Michael Cormack of Agenda Beijing (a consistently good read, BTW) just did an article, entitled, “What China Books” [link no longer exists] on the China books Cormack finds “most interesting.”  Cormack was spurred to write his article after reading Kaiser Kuo’s list of tips to expats seeking to “acclimatise into life in China,” which included reading books on modern Chinese history.

Cormack’s China book list consists of the following:

  • China: Fragile Superpower, by Susan Shirk.  This book examines “the tensions on the fault-lines of China’s national security structure.”  I have not read this book so I cannot comment.
  • Designated Drivers: How China Plans to Dominate the Global Auto Industry, by G.E. Anderson. According to Cormack, “this book is a marvelous introduction into Chinese economic policy and the numerous actors – and just because several are state actors does not mean that they are homogenous – behind the scenes, through the prism of the car industry.” I have not read this book either, but I have read a lot of G.E. Anderson and I have many friends who know him well.  From my readings and from my friends, I have absolutely no doubt that this is a superb book. Anderson clearly knows China and he clearly knows its auto industry.
  • When China Rules The World, by Martin Jacques.  I have read this book and it is okay.  Jacques makes some excellent points and has some deep insights into China.  In particular, this book is a great way to see China from a perspective different from that usually presented by the Western media.  But in the end, this book is too much a leftist paean to a China that does not exist and will never exist.
  • The China Twist, by Wen-Szu Lin.  Amazon describes the China Twist as “the firsthand story of two Wharton MBAs who brought a beloved U.S. food franchise to China and encountered outrageous obstacles that will make anyone in business laugh, cringe, and think twice about doing business in Asia.”  Cormack says that “Every single entrepreneur or businessperson thinking about entering the Chinese market should first read this.” I also have not read this book, but I plan to do so.  A couple people have read it to me and it is just the sort of book I tend to like.
  • On China, by Henry Kissinger.  I hate to admit that I have not read this book, though I have read many excerpts. Not surprisingly, Cormack thinks it an important tome on US-Sino relations.
  • Behind the Red Door: Sex in China, by Richard Burger.  According to Cormack, Burger “takes the reader through a whirlwind tour of attitudes and practices, from the permissive Tang to the ludicrously repressive Maoist epochs, and divides subsequent chapters into useful sections, like The Family”, “Homosexuality”, “Dating and Marriage”, “The Sex Trade” and does so without ever being prurient.  Burger is a friend of mine and one of the best China bloggers ever, writing masterpieces at Peking Duck since 2002! I plan to read this book because I am certain it is excellent.
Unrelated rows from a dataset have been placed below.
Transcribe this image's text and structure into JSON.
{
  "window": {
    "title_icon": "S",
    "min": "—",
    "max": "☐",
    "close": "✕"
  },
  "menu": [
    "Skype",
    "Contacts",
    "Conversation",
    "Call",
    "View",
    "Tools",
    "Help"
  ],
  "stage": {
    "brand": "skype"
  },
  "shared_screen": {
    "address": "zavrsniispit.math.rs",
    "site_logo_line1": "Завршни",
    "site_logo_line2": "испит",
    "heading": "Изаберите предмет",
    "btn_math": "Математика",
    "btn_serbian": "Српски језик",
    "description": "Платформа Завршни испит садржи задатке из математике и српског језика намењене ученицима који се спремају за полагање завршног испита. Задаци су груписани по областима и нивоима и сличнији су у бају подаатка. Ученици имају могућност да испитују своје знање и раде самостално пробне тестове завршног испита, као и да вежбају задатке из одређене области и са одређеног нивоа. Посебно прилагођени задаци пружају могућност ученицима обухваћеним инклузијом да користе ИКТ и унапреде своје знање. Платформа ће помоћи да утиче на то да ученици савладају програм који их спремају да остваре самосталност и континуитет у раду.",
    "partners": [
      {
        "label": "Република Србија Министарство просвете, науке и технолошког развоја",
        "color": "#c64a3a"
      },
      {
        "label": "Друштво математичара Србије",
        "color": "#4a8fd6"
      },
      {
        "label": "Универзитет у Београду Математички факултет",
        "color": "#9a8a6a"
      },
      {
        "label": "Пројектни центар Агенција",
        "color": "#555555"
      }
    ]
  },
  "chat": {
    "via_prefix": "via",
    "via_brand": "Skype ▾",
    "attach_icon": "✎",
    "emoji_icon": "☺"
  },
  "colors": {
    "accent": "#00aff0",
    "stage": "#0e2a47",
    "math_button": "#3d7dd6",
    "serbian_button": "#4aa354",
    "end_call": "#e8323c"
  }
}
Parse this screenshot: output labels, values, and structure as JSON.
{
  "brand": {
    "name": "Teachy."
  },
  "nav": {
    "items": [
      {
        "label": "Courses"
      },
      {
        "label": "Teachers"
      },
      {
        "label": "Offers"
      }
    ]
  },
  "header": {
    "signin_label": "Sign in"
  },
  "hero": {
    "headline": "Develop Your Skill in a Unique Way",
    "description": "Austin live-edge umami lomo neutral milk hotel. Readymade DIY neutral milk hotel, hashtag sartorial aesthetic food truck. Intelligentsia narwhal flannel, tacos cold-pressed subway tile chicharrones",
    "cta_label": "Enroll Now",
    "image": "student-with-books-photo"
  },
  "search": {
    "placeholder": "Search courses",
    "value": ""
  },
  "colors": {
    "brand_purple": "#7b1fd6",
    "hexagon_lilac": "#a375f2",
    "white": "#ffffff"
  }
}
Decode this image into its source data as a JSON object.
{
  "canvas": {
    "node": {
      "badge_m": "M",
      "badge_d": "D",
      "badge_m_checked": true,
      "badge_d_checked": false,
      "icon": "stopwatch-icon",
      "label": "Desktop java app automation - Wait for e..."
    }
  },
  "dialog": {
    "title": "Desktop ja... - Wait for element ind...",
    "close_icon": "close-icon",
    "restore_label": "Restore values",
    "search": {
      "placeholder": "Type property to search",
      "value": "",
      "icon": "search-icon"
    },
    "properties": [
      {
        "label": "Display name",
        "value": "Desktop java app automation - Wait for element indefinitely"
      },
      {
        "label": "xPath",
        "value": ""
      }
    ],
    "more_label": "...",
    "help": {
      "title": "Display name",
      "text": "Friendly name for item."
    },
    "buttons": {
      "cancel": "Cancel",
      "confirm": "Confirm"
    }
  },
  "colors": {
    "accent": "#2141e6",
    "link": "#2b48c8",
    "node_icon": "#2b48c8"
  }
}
Cormack then lists out the following books he has not read as possibly “useful”:

I also recommend the following books and apologize in advance because I know that I will be leaving out other must reads in doing so:

  • China in the 21st Century, by Jeffrey Wasserstrom. This is the best China beginner book I have read. It is accurately subtitled “What Everyone Needs to Know” and it consists of a blissfully short and easy 192 pages. It is meant to be basic and it is, but it is not in any way simplistic.

Cormack ended his article by asking for additional recommended books and I will do the same.  What other books should people new to China be reading?

  • I am just finishing China’s Urban Billion – this is an excellent book that packs a great deal of valuable information into less than 200 pages – protecting land rights of farmers displaced by urbanization, the challenge of hukou reform and the need to provide migrants to urban areas a full range of urban services, issues of pollution, congestion and urban sprawl that plague many Chinese cities – to name some of the issues covered. Hill takes a hard look at the problems without preaching or condescending in any way. Terrific.

    A book that is not on the list but should be is Restless Empire: China and the World Since 1750 by Odd Arne Westad. This book presents a delightful contrast to the dreary CCP narrative which describes foreign involvement in modern China as almost entirely negative from start to finish. While Westad acknowledges the wrongs and unfairness of the unequal treaties, the horror of the Japanese invasion, etc, he also believes that foreigners in their interactions with Chinese helped to trigger and nurture China’s quest for modernity, that the story of these interactions both in China and in the places outside of China where the Chinese diaspora settled is complex with both positive and negative outcomes. The writing is stylish and the book is accessible to general readers while having plenty for diehard China hands at the same time. Yes, this is a history book, but this is history that is well worth knowing something about if you are working in or with China.

  • I just finished China Shakes the World by James Kynge. I found it to be an extremely well written and intelligent book. The best books on China, I think, are by those who have lived in China for an extended time and have gone native to some extent – at least as far as Chinese language acquistion goes. Kynge has been in China on and off since 1982 I believe and is fluent in Mandarin. He knows a heck of a lot about the place and his interpretation of change in China is riveting. Great book !

  • Fred

    The China Myth, by James Mann

  • John Pomfret

    I think Jean Pasqualini’s book “Prisoner of Mao” remains a classic and should be read by anyone interested in China, not simply to understand the history of the labor camps but also to understand the psychology that the Party-State has used — and continues to use — to rule its people.